Lucra L148

It seems like everywhere you look these days, some American boutique carmaker is introducing their take on a track-ready, lightweight super car — and the Lucra L148 ($250,000) is the latest in that crop. But don't get it wrong, we're definitely not complaining. If there's anything the guys in Detroit need, it's a little bit of smalltime competition to push them in the right direction. The second of the California company's cars, the L148, should definitely turn a few Michigan heads. With a 4.7-liter V8 engine underneath the hood, and an aerodynamic body entirely crafted from carbon fiber, this hot two-seater will do zero to 60 in just 2.5 seconds, with an estimated 500 horsepower.

  • Nissan GT-R Nismo

    The Nissan GT-R Nismo ($TBA) provides indisputable proof that you don't need to drop damn near a million bucks for a track-ready supercar.
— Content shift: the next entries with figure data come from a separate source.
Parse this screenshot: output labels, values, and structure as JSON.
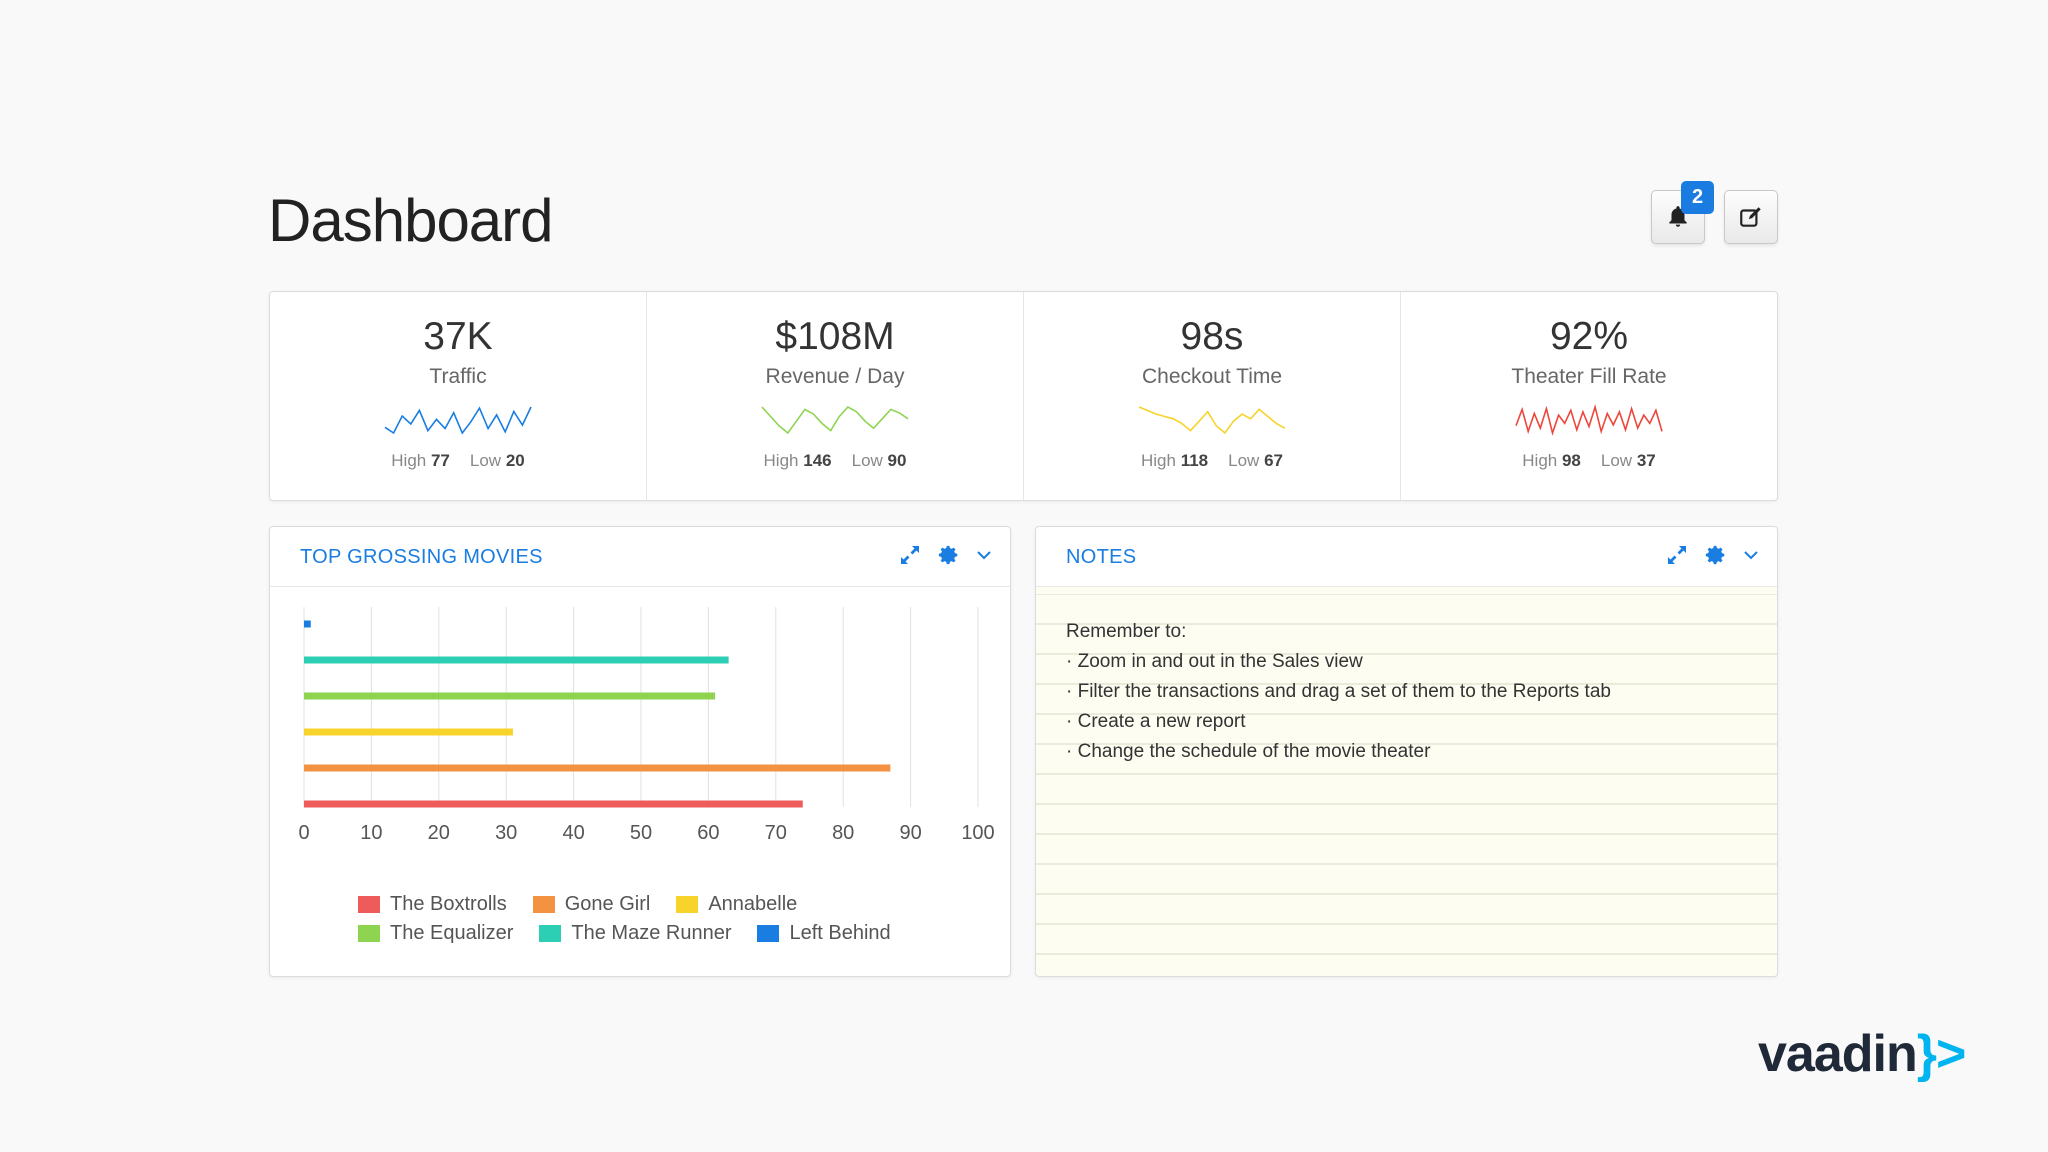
{
  "page": {
    "title": "Dashboard"
  },
  "header": {
    "notification_count": "2"
  },
  "stats": [
    {
      "value": "37K",
      "label": "Traffic",
      "high_label": "High",
      "high": "77",
      "low_label": "Low",
      "low": "20",
      "color": "#197de1",
      "spark": [
        45,
        40,
        55,
        48,
        60,
        42,
        52,
        44,
        58,
        40,
        50,
        62,
        44,
        56,
        41,
        59,
        47,
        63
      ]
    },
    {
      "value": "$108M",
      "label": "Revenue / Day",
      "high_label": "High",
      "high": "146",
      "low_label": "Low",
      "low": "90",
      "color": "#8ed450",
      "spark": [
        60,
        52,
        44,
        38,
        48,
        58,
        54,
        46,
        40,
        52,
        60,
        56,
        48,
        42,
        50,
        58,
        55,
        50
      ]
    },
    {
      "value": "98s",
      "label": "Checkout Time",
      "high_label": "High",
      "high": "118",
      "low_label": "Low",
      "low": "67",
      "color": "#f7d32c",
      "spark": [
        58,
        55,
        52,
        50,
        48,
        44,
        38,
        46,
        54,
        42,
        36,
        46,
        52,
        48,
        56,
        50,
        44,
        40
      ]
    },
    {
      "value": "92%",
      "label": "Theater Fill Rate",
      "high_label": "High",
      "high": "98",
      "low_label": "Low",
      "low": "37",
      "color": "#ed473b",
      "spark": [
        45,
        65,
        38,
        60,
        42,
        66,
        36,
        58,
        48,
        64,
        40,
        62,
        44,
        68,
        38,
        60,
        46,
        62,
        40,
        66,
        42,
        58,
        48,
        64,
        38
      ]
    }
  ],
  "chart_panel": {
    "title": "TOP GROSSING MOVIES"
  },
  "chart_data": {
    "type": "bar",
    "orientation": "horizontal",
    "xlim": [
      0,
      100
    ],
    "xticks": [
      "0",
      "10",
      "20",
      "30",
      "40",
      "50",
      "60",
      "70",
      "80",
      "90",
      "100"
    ],
    "grid": true,
    "series": [
      {
        "name": "Left Behind",
        "value": 1,
        "color": "#197de1"
      },
      {
        "name": "The Maze Runner",
        "value": 63,
        "color": "#2dcfb4"
      },
      {
        "name": "The Equalizer",
        "value": 61,
        "color": "#8ed450"
      },
      {
        "name": "Annabelle",
        "value": 31,
        "color": "#f7d32c"
      },
      {
        "name": "Gone Girl",
        "value": 87,
        "color": "#f39241"
      },
      {
        "name": "The Boxtrolls",
        "value": 74,
        "color": "#ed5b5b"
      }
    ],
    "legend": [
      [
        {
          "name": "The Boxtrolls",
          "color": "#ed5b5b"
        },
        {
          "name": "Gone Girl",
          "color": "#f39241"
        },
        {
          "name": "Annabelle",
          "color": "#f7d32c"
        }
      ],
      [
        {
          "name": "The Equalizer",
          "color": "#8ed450"
        },
        {
          "name": "The Maze Runner",
          "color": "#2dcfb4"
        },
        {
          "name": "Left Behind",
          "color": "#197de1"
        }
      ]
    ],
    "legend_placement": "bottom"
  },
  "notes_panel": {
    "title": "NOTES",
    "lines": [
      "Remember to:",
      "· Zoom in and out in the Sales view",
      "· Filter the transactions and drag a set of them to the Reports tab",
      "· Create a new report",
      "· Change the schedule of the movie theater"
    ]
  },
  "icons": {
    "notification": "bell-icon",
    "edit": "edit-icon",
    "maximize": "maximize-icon",
    "settings": "gear-icon",
    "dropdown": "chevron-down-icon"
  },
  "brand": {
    "logo_text": "vaadin",
    "logo_bracket": "}>"
  }
}
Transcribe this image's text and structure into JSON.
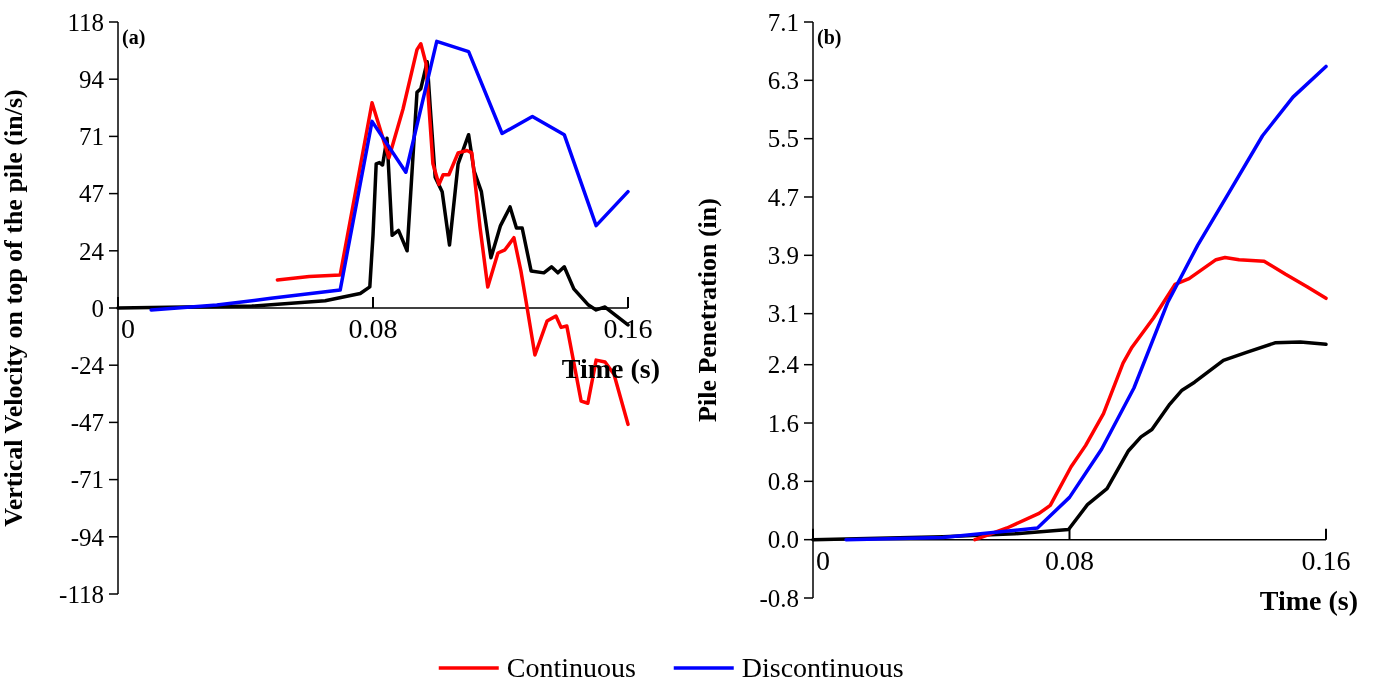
{
  "chart_data": [
    {
      "type": "line",
      "xlabel": "Time (s)",
      "ylabel": "Vertical Velocity on top of the pile (in/s)",
      "annotations": [
        "(a)"
      ],
      "xlim": [
        0,
        0.16
      ],
      "xticks": [
        0,
        0.08,
        0.16
      ],
      "ylim": [
        -118,
        118
      ],
      "yticks": [
        {
          "value": -118,
          "label": "-118"
        },
        {
          "value": -94.4,
          "label": "-94"
        },
        {
          "value": -70.8,
          "label": "-71"
        },
        {
          "value": -47.2,
          "label": "-47"
        },
        {
          "value": -23.6,
          "label": "-24"
        },
        0,
        {
          "value": 23.6,
          "label": "24"
        },
        {
          "value": 47.2,
          "label": "47"
        },
        {
          "value": 70.8,
          "label": "71"
        },
        {
          "value": 94.4,
          "label": "94"
        },
        {
          "value": 118,
          "label": "118"
        }
      ],
      "legend": "bottom",
      "series": [
        {
          "color": "#000000",
          "x": [
            0,
            0.042,
            0.065,
            0.076,
            0.079,
            0.08,
            0.081,
            0.082,
            0.083,
            0.0844,
            0.086,
            0.088,
            0.0907,
            0.0938,
            0.095,
            0.097,
            0.098,
            0.0995,
            0.1017,
            0.104,
            0.1067,
            0.11,
            0.1117,
            0.114,
            0.117,
            0.12,
            0.123,
            0.125,
            0.1268,
            0.1296,
            0.1336,
            0.136,
            0.138,
            0.14,
            0.143,
            0.1476,
            0.15,
            0.1528,
            0.16
          ],
          "values": [
            0,
            0.8,
            3,
            6,
            8.7,
            30,
            59.5,
            60,
            59,
            70,
            30,
            32,
            23.6,
            89,
            90.5,
            101.6,
            82,
            54,
            48,
            26,
            59.5,
            71.5,
            56.6,
            48,
            20.7,
            34,
            41.7,
            33,
            33,
            15.3,
            14.5,
            17,
            14.5,
            17,
            7.9,
            1.2,
            -0.8,
            0.4,
            -7
          ]
        },
        {
          "name": "Continuous",
          "color": "#ff0000",
          "x": [
            0.05,
            0.06,
            0.0697,
            0.0797,
            0.085,
            0.0894,
            0.0938,
            0.095,
            0.0966,
            0.0988,
            0.1007,
            0.102,
            0.1038,
            0.1067,
            0.1095,
            0.111,
            0.1136,
            0.116,
            0.1192,
            0.1214,
            0.1242,
            0.1264,
            0.128,
            0.1308,
            0.1346,
            0.1374,
            0.139,
            0.1408,
            0.1453,
            0.1474,
            0.15,
            0.1528,
            0.1556,
            0.16
          ],
          "values": [
            11.6,
            13,
            13.6,
            84.7,
            62,
            82,
            106.6,
            109,
            101,
            59.5,
            51,
            55,
            55,
            64,
            65,
            64,
            33,
            8.7,
            22.7,
            24,
            29,
            15.3,
            2.9,
            -19.4,
            -5.4,
            -3.3,
            -8,
            -7.4,
            -38.4,
            -39.3,
            -21.5,
            -22.3,
            -27.3,
            -48
          ]
        },
        {
          "name": "Discontinuous",
          "color": "#0000ff",
          "x": [
            0.0104,
            0.031,
            0.048,
            0.0697,
            0.0797,
            0.0903,
            0.1,
            0.11,
            0.1205,
            0.13,
            0.14,
            0.15,
            0.16
          ],
          "values": [
            -0.8,
            1.2,
            4,
            7.4,
            77,
            56,
            110,
            105.8,
            72,
            79,
            71.5,
            34,
            48
          ]
        }
      ]
    },
    {
      "type": "line",
      "xlabel": "Time (s)",
      "ylabel": "Pile Penetration (in)",
      "annotations": [
        "(b)"
      ],
      "xlim": [
        0,
        0.16
      ],
      "xticks": [
        0,
        0.08,
        0.16
      ],
      "ylim": [
        -0.8,
        7.1
      ],
      "yticks": [
        -0.8,
        {
          "value": 0,
          "label": "0.0"
        },
        0.8,
        1.6,
        2.4,
        3.1,
        3.9,
        4.7,
        5.5,
        6.3,
        7.1
      ],
      "series": [
        {
          "color": "#000000",
          "x": [
            0,
            0.0405,
            0.063,
            0.0797,
            0.0856,
            0.0917,
            0.0984,
            0.1023,
            0.1057,
            0.1113,
            0.1151,
            0.119,
            0.128,
            0.1352,
            0.1441,
            0.152,
            0.16
          ],
          "values": [
            0,
            0.04,
            0.08,
            0.14,
            0.48,
            0.7,
            1.22,
            1.41,
            1.51,
            1.86,
            2.05,
            2.16,
            2.46,
            2.57,
            2.7,
            2.71,
            2.68
          ]
        },
        {
          "color": "#ff0000",
          "x": [
            0.0505,
            0.0605,
            0.0705,
            0.074,
            0.0805,
            0.085,
            0.0906,
            0.0967,
            0.0995,
            0.1062,
            0.1129,
            0.1173,
            0.1257,
            0.1285,
            0.1329,
            0.1407,
            0.1474,
            0.1541,
            0.16
          ],
          "values": [
            0,
            0.16,
            0.36,
            0.47,
            1,
            1.29,
            1.73,
            2.42,
            2.64,
            3.04,
            3.5,
            3.58,
            3.84,
            3.87,
            3.84,
            3.82,
            3.64,
            3.47,
            3.31
          ]
        },
        {
          "color": "#0000ff",
          "x": [
            0.0103,
            0.0405,
            0.07,
            0.08,
            0.09,
            0.1001,
            0.1107,
            0.12,
            0.1296,
            0.1402,
            0.1497,
            0.16
          ],
          "values": [
            0,
            0.03,
            0.16,
            0.58,
            1.24,
            2.08,
            3.26,
            4.04,
            4.75,
            5.54,
            6.07,
            6.49
          ]
        }
      ]
    }
  ]
}
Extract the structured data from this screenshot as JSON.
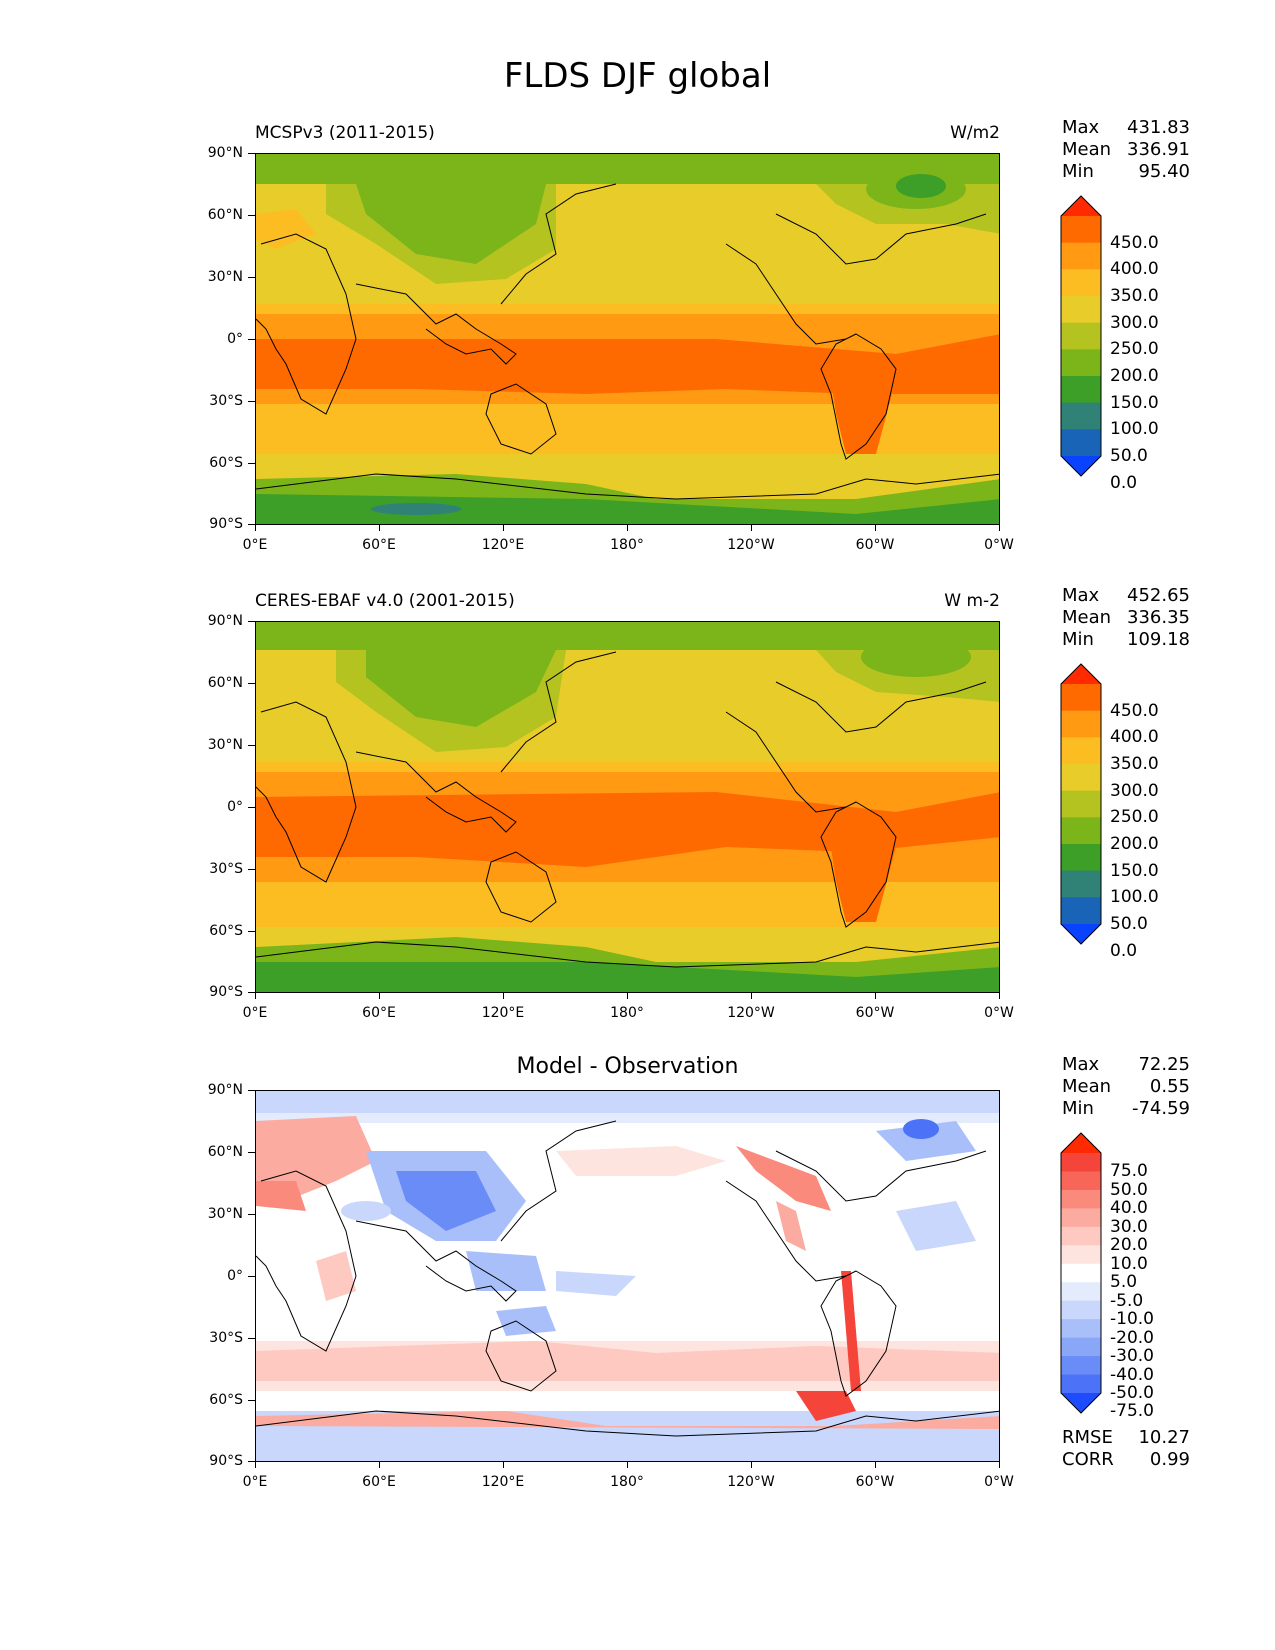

Underneath the hood, you'll find a 3.8-liter turbocharged V6 engine producing a ridiculous 600 horsepower and 481 pound-feet of torque, making it the fastest GT-R to date. A race-inspired suspension setup, exclusive Dunlop tires, a more rigid body structure, and significantly-improved aerodynamics make it an impressive beast on and off the track. Inside you'll find carbon-fiber Recaro racing seats, Alcantara details throughout, and red accents to dress it up. Overall what you get is an incredible sports car that's barely slower than rides likely costing four times its price. Not too shabby.

  • Lamborghini Veneno Roadster

    Say what you will about the bizarre styling of the Lamborghini Veneno Roadster ($4.5 million) — it's a Lamborghini after all — but we challenge you to find a single negative thing to say about the 750 horsepower 6.5-liter V12 around back. This small-batch exotic (based on the slightly less expensive Veneno coupe) is limited to just nine cars, so chances are you won't run into too many out on the road. It's built to be lightweight and highly aerodynamic, with carbon fiber construction and a range of angular surfaces to control airflow. Its massive engine pushes it up to a staggering 220 miles per hour, while it reaches 62 in only 2.9 seconds. So, if you do see one it'll probably be moving too fast to give you a chance at criticizing its looks.